- I'm slowly making my way through James C. Davis' The Human Story: Our History from the Stone Age to Today. Davis taught history for thirty-four years at the University of Pennsylvania. His focus during those years was on European history, especially on the city of Venice and the lives of ordinary Europeans. But it's clear that Davis also spent some time teaching survey courses, covering the gamut of human history.
- H.W. Brands' Andrew Jackson: His Life and Times is the book I'm currently reading aloud to my wife on our driving trips. (She's the one behind the wheel, by the way.) I have to confess that I'm not an Andrew Jackson fan. But, true to the promise of the subtitle, Brands paints an interesting and vivid picture of both Jackson and the early American frontier from which he sprang. The United States was a blank vista that white men of ambition were able to conquer and nobody was a more assiduous conqueror--military or political--than Andrew Jackson. I still don't like him, but Brands is a fine writer who informs his reader as he entertains.

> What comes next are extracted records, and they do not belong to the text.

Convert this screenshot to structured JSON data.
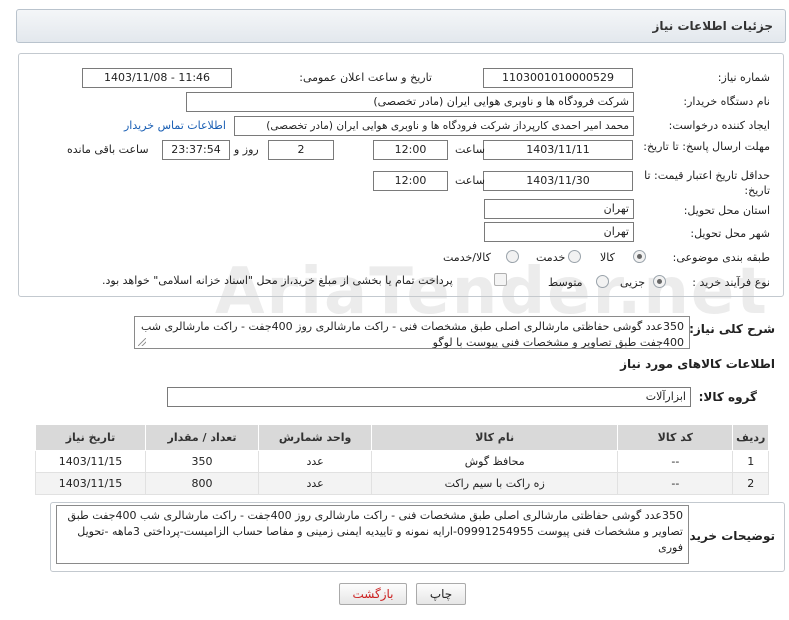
{
  "header": {
    "title": "جزئیات اطلاعات نیاز"
  },
  "fields": {
    "need_number_label": "شماره نیاز:",
    "need_number": "1103001010000529",
    "announce_label": "تاریخ و ساعت اعلان عمومی:",
    "announce_value": "1403/11/08 - 11:46",
    "buyer_org_label": "نام دستگاه خریدار:",
    "buyer_org": "شرکت فرودگاه ها و ناوبری هوایی ایران (مادر تخصصی)",
    "creator_label": "ایجاد کننده درخواست:",
    "creator": "محمد امیر احمدی کارپرداز شرکت فرودگاه ها و ناوبری هوایی ایران (مادر تخصصی)",
    "contact_link": "اطلاعات تماس خریدار",
    "deadline_label": "مهلت ارسال پاسخ: تا تاریخ:",
    "deadline_date": "1403/11/11",
    "time_word": "ساعت",
    "deadline_time": "12:00",
    "days_value": "2",
    "days_word": "روز و",
    "remaining_time": "23:37:54",
    "remaining_word": "ساعت باقی مانده",
    "validity_label": "حداقل تاریخ اعتبار قیمت: تا تاریخ:",
    "validity_date": "1403/11/30",
    "validity_time": "12:00",
    "province_label": "استان محل تحویل:",
    "province": "تهران",
    "city_label": "شهر محل تحویل:",
    "city": "تهران",
    "category_label": "طبقه بندی موضوعی:",
    "category_options": [
      "کالا",
      "خدمت",
      "کالا/خدمت"
    ],
    "process_label": "نوع فرآیند خرید :",
    "process_options": [
      "جزیی",
      "متوسط"
    ],
    "payment_note": "پرداخت تمام یا بخشی از مبلغ خرید،از محل \"اسناد خزانه اسلامی\" خواهد بود."
  },
  "description": {
    "label": "شرح کلی نیاز:",
    "text": "350عدد گوشی حفاظتی مارشالری اصلی طبق مشخصات فنی - راکت مارشالری روز 400جفت - راکت مارشالری شب 400جفت طبق تصاویر و مشخصات فنی پیوست با لوگو"
  },
  "goods_section": {
    "title": "اطلاعات کالاهای مورد نیاز",
    "group_label": "گروه کالا:",
    "group_value": "ابزارآلات"
  },
  "table": {
    "headers": [
      "ردیف",
      "کد کالا",
      "نام کالا",
      "واحد شمارش",
      "تعداد / مقدار",
      "تاریخ نیاز"
    ],
    "rows": [
      [
        "1",
        "--",
        "محافظ گوش",
        "عدد",
        "350",
        "1403/11/15"
      ],
      [
        "2",
        "--",
        "زه راکت با سیم راکت",
        "عدد",
        "800",
        "1403/11/15"
      ]
    ]
  },
  "buyer_notes": {
    "label": "توضیحات خریدار:",
    "text": "350عدد گوشی حفاظتی مارشالری اصلی طبق مشخصات فنی - راکت مارشالری روز 400جفت - راکت مارشالری شب 400جفت طبق تصاویر و مشخصات فنی پیوست 09991254955-ارایه نمونه و تاییدیه ایمنی زمینی و مفاصا حساب الزامیست-پرداختی 3ماهه -تحویل فوری"
  },
  "buttons": {
    "print": "چاپ",
    "back": "بازگشت"
  },
  "watermark": "AriaTender.net",
  "colors": {
    "link": "#1a5fb4",
    "back_text": "#cc2222",
    "table_header": "#d9d9d9"
  }
}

- Most weeks, I spend a few hours studying in the library of a local Roman Catholic seminary. Their reference books help me to prepare my sermons and other writing. The library is on summer hours now, open only in the afternoons. Last week, I arrived a bit early and sauntered down to a room that houses books that have been donated to the seminary, but which the library can't use. There, I found a book I cited in my message last Sunday: Three Priorities for a Strong Local Church.

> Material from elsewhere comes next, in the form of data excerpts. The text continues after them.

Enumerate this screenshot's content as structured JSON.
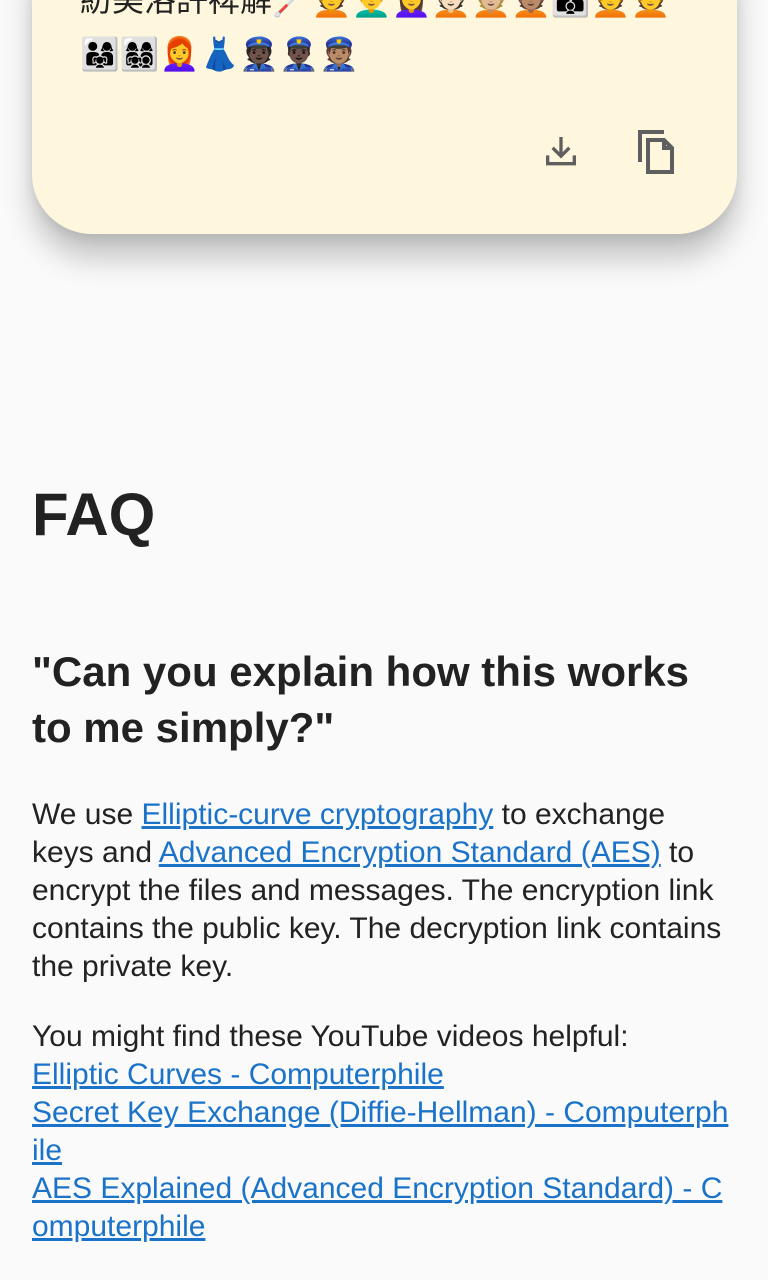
{
  "card": {
    "cipher_text_line1": "紡美洛許裨解🦯💆💆‍♂️💆‍♀️💆🏻💆🏼💆🏽👨‍👩‍👦💆💆",
    "cipher_text_line2": "👨‍👩‍👧👩‍👩‍👧‍👦👩‍🦰👗👮🏿👮🏿‍♂️👮🏽",
    "download_icon": "download-icon",
    "copy_icon": "copy-icon"
  },
  "faq": {
    "heading": "FAQ",
    "question": "\"Can you explain how this works to me simply?\"",
    "p1_before": "We use ",
    "p1_link1": "Elliptic-curve cryptography",
    "p1_mid": " to exchange keys and ",
    "p1_link2": "Advanced Encryption Standard (AES)",
    "p1_after": " to encrypt the files and messages. The encryption link contains the public key. The decryption link contains the private key.",
    "p2_intro": "You might find these YouTube videos helpful:",
    "videos": [
      "Elliptic Curves - Computerphile",
      "Secret Key Exchange (Diffie-Hellman) - Computerphile",
      "AES Explained (Advanced Encryption Standard) - Computerphile"
    ]
  },
  "colors": {
    "card_bg": "#fef7de",
    "link": "#1a73c8",
    "page_bg": "#fafafa"
  }
}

Joseph F. Girzone, forced more than twenty years ago to retire as an active priest for health reasons, has nonetheless become a best-selling author and speaker. Girzone is most famous for his novel, Joshua, later turned into a film starring F. Murray Abraham.
- Right now, I'm reading his book called Trinity: A New Living Spirituality, which I cited in this post. I'm about halfway through Trinity and so far, what I admire most about it is that rather than trying to explain the Triune God as a theological doctrine, Girzone sets out to help the reader experience the ways in which God has revealed Himself as one God in three Persons. (He also demonstrates, as my seminary professor Ron Hals did in his book, Grace and Faith in the Old Testament, the consistency between the God revealed in Old Testament times and Jesus, God-in-the-flesh, as seen in the first century.) It's a book brimming with warmth.

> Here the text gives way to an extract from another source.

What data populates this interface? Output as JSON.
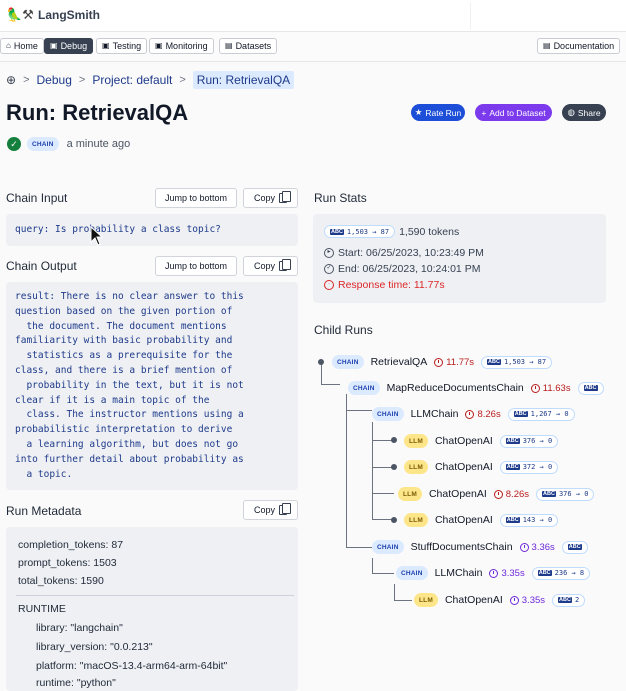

- Mark Dahle is a Lutheran pastor in southern California, who I met last year. (And wrote about here.) Dahle has a new book out about healing, called simply, How to Pray for Healing (and what to do when nothing happens). Actually, I'm now in the process of re-reading the book, attempting to digest it fully.
Dahle has self-published the book, which can be purchased by check for $10.00, the check payable to "How to Pray for Healing." The address: PO Box 8309, La Jolla, CA 92308.
I'm still trying to figure out what I think of Mark Dahle's book. If you read it, let me know your reaction.